The Angelus

Volume 21, Number 45

The High Altar on Michaelmas, Sunday, September 29, 2019.
Floral design by Marie Rosseels
Photo: Brendon Hunter

FROM FATHER SMITH: REMEMBRANCE, CELEBRATION & SERVICE

On Sunday, October 6, we begin the 2019–2020 academic-year season, a period of time that is sometimes referred to here at the parish as “the choir season.” There is some irony about this: we live according to the rhythms of the liturgical year at Saint Mary’s, but the “academic year” is not a particularly liturgical category. Still, it is a way of reckoning time that has proven helpful to us over the years: on the first Sunday in October the choir returns to worship with us at the Solemn Mass; Morning and Evening Prayer are sung on Sunday; and, after the long summer break, Christian Education returns on Wednesday evenings—normally at 6:30 PM—and on Sunday mornings, normally at 10:00 AM. (In October, the Adult Forum will meet at 12:45 PM in the Lady Chapel.)

"Perfume and incense make the heart glad"--Proverbs 27:9
Photo: Grace Mudd

This year, the advent of the “choir season” brings with it something quite particular: the opportunity to mark and celebrate our parish’s one-hundred-and-fiftieth anniversary. We will do this in a number of ways, and I will leave it to the rector to talk about the various events and celebrations that are being planned to mark the anniversary.

However, as we begin this season of remembrance and celebration, I would like to invite the members of the Saint Mary’s community to recall and to give thanks for the ministry of service that seems to have been part of this parish’s life almost from the start. It is surely not a mistake that the present building complex, inaugurated in 1895, and in the years shortly thereafter, included not only the magnificent church building, housing for priests and their families in the rectory and in the clergy house, but also a mission house. The task of writing a history of the work undertaken in the mission house over the years awaits some future ambitious parishioner. But, I think we can safely say that the mission house has almost always been the locus of efforts to “read the signs of the times,” to discern the needs of the poor and marginalized in this neighborhood, and to try to respond, in different ways, to those many needs.

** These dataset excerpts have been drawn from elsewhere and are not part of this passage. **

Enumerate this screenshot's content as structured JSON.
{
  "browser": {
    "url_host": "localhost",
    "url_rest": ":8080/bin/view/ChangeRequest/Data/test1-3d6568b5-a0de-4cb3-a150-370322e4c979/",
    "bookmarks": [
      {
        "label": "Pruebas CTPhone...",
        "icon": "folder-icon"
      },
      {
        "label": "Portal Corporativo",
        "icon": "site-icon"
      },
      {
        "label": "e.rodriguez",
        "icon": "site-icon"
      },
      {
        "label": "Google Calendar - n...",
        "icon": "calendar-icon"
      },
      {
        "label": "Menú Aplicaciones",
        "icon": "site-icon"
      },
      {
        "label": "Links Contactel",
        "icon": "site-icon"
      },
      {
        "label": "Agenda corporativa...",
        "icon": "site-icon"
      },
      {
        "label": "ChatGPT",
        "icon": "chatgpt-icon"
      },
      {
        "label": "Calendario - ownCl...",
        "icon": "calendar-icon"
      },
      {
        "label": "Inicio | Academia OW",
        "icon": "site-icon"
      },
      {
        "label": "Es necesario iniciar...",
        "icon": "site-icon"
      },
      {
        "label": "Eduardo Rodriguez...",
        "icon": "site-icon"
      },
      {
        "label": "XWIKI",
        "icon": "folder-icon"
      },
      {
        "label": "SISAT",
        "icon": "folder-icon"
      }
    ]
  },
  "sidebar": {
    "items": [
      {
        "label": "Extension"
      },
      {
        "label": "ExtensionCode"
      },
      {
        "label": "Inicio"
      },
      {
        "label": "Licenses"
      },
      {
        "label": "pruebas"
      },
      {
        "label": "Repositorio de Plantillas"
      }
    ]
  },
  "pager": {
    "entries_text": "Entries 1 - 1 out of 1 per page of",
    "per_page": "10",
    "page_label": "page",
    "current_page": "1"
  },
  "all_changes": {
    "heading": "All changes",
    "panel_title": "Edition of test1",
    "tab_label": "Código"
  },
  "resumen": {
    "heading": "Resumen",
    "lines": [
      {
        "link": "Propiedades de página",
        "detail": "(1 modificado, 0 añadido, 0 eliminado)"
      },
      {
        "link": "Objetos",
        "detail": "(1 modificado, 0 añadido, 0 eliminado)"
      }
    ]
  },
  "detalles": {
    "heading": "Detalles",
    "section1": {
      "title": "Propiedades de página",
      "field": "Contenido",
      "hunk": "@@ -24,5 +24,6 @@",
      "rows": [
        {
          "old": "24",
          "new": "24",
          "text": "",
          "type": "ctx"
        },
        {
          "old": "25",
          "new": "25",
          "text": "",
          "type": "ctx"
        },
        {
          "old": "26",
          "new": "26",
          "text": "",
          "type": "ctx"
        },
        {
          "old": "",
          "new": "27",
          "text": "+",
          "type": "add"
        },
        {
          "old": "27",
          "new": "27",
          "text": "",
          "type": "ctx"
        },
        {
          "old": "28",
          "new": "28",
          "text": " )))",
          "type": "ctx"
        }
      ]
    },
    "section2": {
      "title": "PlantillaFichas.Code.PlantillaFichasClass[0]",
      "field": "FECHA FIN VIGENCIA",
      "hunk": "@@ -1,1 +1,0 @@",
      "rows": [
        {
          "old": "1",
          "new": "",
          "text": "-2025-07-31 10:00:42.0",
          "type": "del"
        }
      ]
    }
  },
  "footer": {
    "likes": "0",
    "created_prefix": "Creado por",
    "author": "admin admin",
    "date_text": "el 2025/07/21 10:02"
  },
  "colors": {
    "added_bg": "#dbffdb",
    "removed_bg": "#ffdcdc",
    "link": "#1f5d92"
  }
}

In the early years, this meant that vowed religious, the members of relatively new Episcopal religious orders for women, undertook work with young laywomen living in or near Longacre Square and Hell’s Kitchen. When one reads contemporary accounts of that work, it is easy to think of it as quaint—women wearing veils teaching young women how to sew, while presumably also administering strong doses of moral instruction. However, such easy condescension is, I think, misguided. I suspect this was a work that was actually quite progressive. Independent, unmarried women, living in community, were trying to help other women, most of whom had had an inadequate education, to learn useful and marketable skills. The sisters and the parish were trying to apply gospel principles within the context of late nineteenth-century social realities.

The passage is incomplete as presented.